Words: Jamie Tabberer; picture: Pexels

Eligible people living with HIV in England and Wales will soon be able to access a bi-monthly injection as treatment for the condition.

Most commonly-available HIV treatments involve taking daily antiretroviral drugs in pill form - between one and four a day.

The availability of the injection, developed by ViiV Healthcare, the global specialist HIV company majority-owned by GlaxoSmithKline plc (“GSK”), with Pfizer Inc. and Shionogi Limited as shareholders, was announced this morning.

The Vocabria (cabotegravir long-acting injection) has been developed in combination with Rekambys (rilpivirine long-acting injection), developed by Janssen Sciences Ireland UC (Janssen), one of the Janssen Pharmaceutical Companies of Johnson & Johnson.

"Having to take tablets every day can be physically, emotionally and socially burdensome"

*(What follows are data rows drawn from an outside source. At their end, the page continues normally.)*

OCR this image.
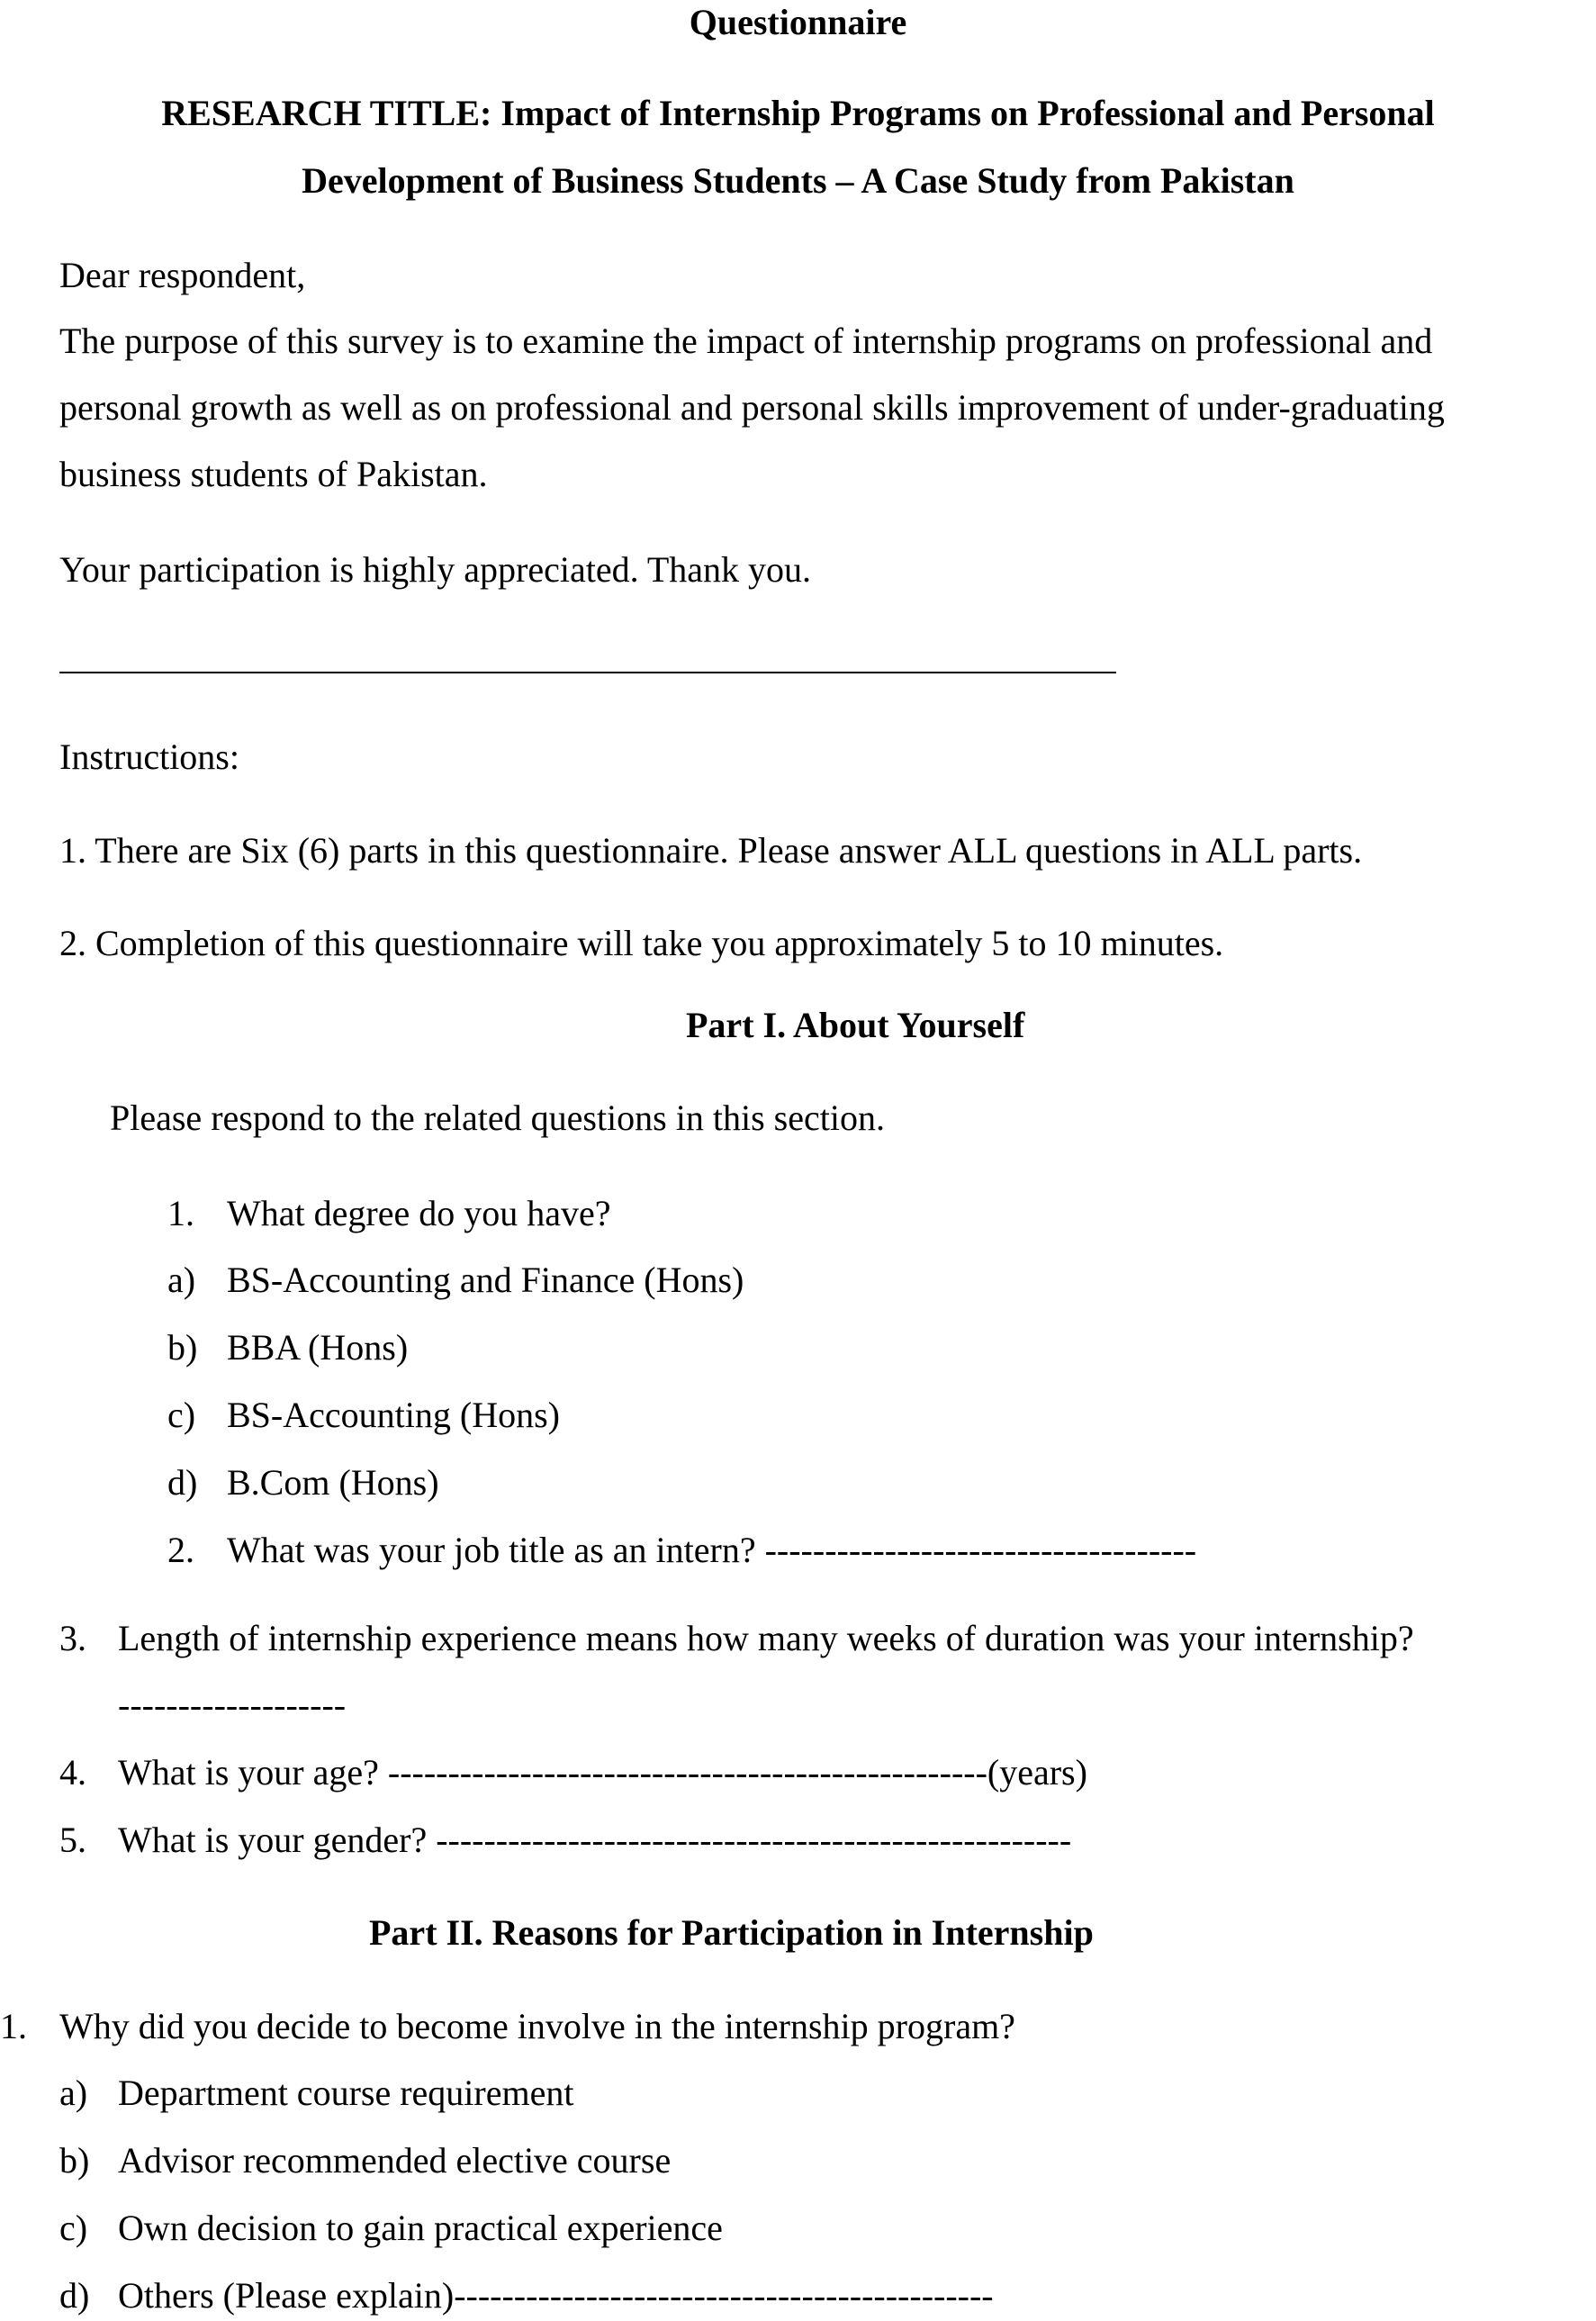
Questionnaire
RESEARCH TITLE: Impact of Internship Programs on Professional and Personal
Development of Business Students – A Case Study from Pakistan
Dear respondent,
The purpose of this survey is to examine the impact of internship programs on professional and
personal growth as well as on professional and personal skills improvement of under-graduating
business students of Pakistan.
Your participation is highly appreciated. Thank you.
Instructions:
1. There are Six (6) parts in this questionnaire. Please answer ALL questions in ALL parts.
2. Completion of this questionnaire will take you approximately 5 to 10 minutes.
Part I. About Yourself
Please respond to the related questions in this section.
1. What degree do you have?
a) BS-Accounting and Finance (Hons)
b) BBA (Hons)
c) BS-Accounting (Hons)
d) B.Com (Hons)
2. What was your job title as an intern? ------------------------------------
3. Length of internship experience means how many weeks of duration was your internship?
-------------------
4. What is your age? --------------------------------------------------(years)
5. What is your gender? -----------------------------------------------------
Part II. Reasons for Participation in Internship
1. Why did you decide to become involve in the internship program?
a) Department course requirement
b) Advisor recommended elective course
c) Own decision to gain practical experience
d) Others (Please explain)---------------------------------------------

“We still have a long way to go in educating around HIV, but today’s announcement demonstrates how far we’ve come since the 1980s epidemic; it is a huge step forward in offering people living with HIV in England and Wales greater choice in how they manage their condition,” said Garry Brough, Positively UK.

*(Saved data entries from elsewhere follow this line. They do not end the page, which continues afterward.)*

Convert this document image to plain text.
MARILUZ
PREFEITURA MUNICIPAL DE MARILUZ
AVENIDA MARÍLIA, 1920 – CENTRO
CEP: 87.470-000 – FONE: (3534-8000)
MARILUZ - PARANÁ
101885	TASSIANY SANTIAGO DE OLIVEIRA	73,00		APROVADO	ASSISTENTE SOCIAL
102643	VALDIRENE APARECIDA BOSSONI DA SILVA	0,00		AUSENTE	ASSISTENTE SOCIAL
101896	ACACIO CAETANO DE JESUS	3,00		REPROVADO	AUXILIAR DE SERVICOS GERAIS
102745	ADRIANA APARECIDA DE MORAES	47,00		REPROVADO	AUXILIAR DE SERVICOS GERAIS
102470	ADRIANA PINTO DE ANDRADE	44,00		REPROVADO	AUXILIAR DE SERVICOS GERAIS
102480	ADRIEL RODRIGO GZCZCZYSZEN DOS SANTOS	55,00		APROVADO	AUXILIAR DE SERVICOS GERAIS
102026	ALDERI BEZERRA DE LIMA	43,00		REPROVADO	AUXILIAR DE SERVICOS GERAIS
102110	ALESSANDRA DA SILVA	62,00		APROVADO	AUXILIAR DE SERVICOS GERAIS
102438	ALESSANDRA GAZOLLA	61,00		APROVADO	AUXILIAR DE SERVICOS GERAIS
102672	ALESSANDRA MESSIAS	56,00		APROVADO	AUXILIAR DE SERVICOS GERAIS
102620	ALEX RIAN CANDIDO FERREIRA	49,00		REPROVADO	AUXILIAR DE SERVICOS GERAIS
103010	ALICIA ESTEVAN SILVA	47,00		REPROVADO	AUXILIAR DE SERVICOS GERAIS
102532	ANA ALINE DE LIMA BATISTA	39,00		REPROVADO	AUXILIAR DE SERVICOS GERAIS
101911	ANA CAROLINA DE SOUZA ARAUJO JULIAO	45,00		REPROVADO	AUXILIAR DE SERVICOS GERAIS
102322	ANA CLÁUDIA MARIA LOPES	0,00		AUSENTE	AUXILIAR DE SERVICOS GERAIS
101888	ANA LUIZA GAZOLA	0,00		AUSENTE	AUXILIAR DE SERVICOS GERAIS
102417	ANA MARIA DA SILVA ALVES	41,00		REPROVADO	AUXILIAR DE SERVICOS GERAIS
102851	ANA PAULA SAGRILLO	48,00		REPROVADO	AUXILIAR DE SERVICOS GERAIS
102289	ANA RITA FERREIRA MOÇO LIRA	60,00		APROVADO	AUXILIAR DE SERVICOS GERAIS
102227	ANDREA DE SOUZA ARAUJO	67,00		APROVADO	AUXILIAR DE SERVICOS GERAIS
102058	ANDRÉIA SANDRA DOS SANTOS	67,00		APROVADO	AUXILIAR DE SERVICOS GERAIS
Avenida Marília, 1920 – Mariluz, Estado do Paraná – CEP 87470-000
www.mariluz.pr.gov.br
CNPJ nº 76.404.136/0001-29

“Having to take tablets every day can be physically, emotionally and socially burdensome for some people. This decision reflects the rightful need for people living with HIV to have the freedom to manage their HIV in a way that works best for them, helping them to live their life to the full.”

In a recent Opinion Matters online survey, people living with HIV, 60% said they live in fear that their HIV status will be shared without their consent, with 45% saying they have been forced to share their HIV status because someone spotted the medicine they were taking.